In the short term, the current Red Sea crisis will lead to increased shipping costs, longer shipping days, and delayed delivery times for container ships; The transportation of steel is mainly carried out by dry bulk cargo ships, which are less affected JAC270D steel.

As early as November to early December, the Baltic Dry Index (BDI) showed signs of continuous upward movement. Industry insiders have reported that this round of increase is mainly due to the EU's carbon tax on shipping companies starting in January 2024, which will increase shipping surcharges by about $4 per ton. To save delivery costs, shippers tend to concentrate on shipping at the end of the year. In addition, the three major iron mines also have a high demand for short-term concentrated shipments. At the same time, the situation of its alternative route, the Panama Canal, is not optimistic. The route has been severely congested due to long-term drought, and the average waiting time for ships to pass has been extended from 4.3 days in early November to 11.7 days in December, causing greater pressure on the global shipping industry. In mid December, due to the decline in the Capesize Freight Index, the Baltic Dry Bulk Index continued to decline, but remained at a high level compared to the same period last year, bringing some pressure to steel exports. On December 15th, the Baltic Dry Index was 2219, a 3.02% decrease on a daily basis and a 43.35% increase year-on-year JAC270D steel.

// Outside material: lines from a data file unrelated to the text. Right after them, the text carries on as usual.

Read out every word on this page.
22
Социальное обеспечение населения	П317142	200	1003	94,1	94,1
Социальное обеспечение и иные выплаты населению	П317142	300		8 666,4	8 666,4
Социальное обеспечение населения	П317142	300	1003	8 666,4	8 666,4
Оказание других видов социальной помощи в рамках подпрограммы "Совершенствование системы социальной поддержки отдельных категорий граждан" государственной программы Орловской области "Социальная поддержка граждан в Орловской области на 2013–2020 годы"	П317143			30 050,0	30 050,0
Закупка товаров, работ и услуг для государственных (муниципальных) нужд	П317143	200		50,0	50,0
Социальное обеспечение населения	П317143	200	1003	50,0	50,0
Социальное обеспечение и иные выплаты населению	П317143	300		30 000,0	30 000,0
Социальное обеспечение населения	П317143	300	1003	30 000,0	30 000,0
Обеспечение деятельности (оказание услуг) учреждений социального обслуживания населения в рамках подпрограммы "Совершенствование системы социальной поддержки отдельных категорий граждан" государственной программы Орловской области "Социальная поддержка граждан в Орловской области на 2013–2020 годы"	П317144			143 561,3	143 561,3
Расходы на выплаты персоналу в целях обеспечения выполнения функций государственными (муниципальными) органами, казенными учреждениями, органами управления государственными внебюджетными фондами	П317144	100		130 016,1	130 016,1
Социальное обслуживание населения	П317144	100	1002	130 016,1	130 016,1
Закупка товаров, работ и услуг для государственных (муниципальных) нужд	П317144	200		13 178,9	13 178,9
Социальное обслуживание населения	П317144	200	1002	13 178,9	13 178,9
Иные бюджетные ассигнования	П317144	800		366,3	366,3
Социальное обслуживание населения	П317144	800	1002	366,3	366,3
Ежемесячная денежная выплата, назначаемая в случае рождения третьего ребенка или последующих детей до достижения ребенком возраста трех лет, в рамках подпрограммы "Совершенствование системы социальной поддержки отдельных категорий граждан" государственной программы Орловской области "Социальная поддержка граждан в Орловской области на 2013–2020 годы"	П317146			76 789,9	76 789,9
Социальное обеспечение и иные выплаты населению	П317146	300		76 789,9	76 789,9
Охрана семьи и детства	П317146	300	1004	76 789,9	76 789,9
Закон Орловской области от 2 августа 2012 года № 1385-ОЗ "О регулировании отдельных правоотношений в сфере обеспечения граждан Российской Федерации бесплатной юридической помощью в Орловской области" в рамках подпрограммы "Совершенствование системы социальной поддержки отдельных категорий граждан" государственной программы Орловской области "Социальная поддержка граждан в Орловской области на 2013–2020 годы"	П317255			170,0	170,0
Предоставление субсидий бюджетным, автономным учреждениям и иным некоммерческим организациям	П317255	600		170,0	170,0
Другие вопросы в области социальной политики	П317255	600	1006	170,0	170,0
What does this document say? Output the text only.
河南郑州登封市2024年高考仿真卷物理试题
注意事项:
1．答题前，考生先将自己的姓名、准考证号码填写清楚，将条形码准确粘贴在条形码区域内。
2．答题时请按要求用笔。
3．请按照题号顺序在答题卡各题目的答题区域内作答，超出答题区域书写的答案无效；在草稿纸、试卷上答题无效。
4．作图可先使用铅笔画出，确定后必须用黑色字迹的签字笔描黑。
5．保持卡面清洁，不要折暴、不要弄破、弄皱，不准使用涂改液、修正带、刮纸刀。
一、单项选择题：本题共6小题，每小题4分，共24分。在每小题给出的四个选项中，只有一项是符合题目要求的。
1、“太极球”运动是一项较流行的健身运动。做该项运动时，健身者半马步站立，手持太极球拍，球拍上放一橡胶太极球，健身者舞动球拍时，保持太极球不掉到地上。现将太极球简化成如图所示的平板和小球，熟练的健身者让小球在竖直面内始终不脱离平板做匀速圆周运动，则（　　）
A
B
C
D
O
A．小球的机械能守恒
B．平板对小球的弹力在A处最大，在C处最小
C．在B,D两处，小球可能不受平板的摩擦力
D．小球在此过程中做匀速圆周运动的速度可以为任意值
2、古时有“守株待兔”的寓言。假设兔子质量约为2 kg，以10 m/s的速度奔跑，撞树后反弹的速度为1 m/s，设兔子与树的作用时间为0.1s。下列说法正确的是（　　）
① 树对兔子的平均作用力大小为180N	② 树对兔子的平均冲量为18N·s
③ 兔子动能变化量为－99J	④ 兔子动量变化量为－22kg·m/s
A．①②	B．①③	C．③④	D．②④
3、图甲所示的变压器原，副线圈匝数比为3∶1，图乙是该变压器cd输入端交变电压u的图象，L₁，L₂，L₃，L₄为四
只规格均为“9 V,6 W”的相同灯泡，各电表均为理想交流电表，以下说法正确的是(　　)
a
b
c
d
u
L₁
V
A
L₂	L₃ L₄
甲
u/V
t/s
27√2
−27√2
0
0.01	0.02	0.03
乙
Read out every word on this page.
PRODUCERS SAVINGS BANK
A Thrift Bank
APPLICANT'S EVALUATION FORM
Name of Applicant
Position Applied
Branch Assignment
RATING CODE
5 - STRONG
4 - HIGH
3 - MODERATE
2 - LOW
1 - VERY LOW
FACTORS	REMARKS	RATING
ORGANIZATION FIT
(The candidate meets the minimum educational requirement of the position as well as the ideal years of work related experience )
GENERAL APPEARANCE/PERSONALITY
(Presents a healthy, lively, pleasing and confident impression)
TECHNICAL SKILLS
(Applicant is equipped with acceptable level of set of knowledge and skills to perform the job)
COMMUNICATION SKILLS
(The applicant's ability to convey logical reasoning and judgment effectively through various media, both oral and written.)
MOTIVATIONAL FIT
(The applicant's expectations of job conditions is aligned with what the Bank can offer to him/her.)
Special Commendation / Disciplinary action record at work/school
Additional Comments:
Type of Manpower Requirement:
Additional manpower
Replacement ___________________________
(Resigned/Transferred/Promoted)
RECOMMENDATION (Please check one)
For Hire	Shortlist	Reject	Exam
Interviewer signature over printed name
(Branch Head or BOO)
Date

According to feedback from an exporter in East China, the Red Sea crisis has had little impact on offshore exports; In terms of Sino Ocean, China's quotation for European markets such as Türkiye has not changed much, and the market has a strong wait-and-see atmosphere. Another East China exporter has reported a $10-15/ton increase in steel freight rates to European main ports. However, according to industry insiders, this round of increase is mainly driven by the aforementioned factors and has little to do with the Red Sea crisis JAC270D steel.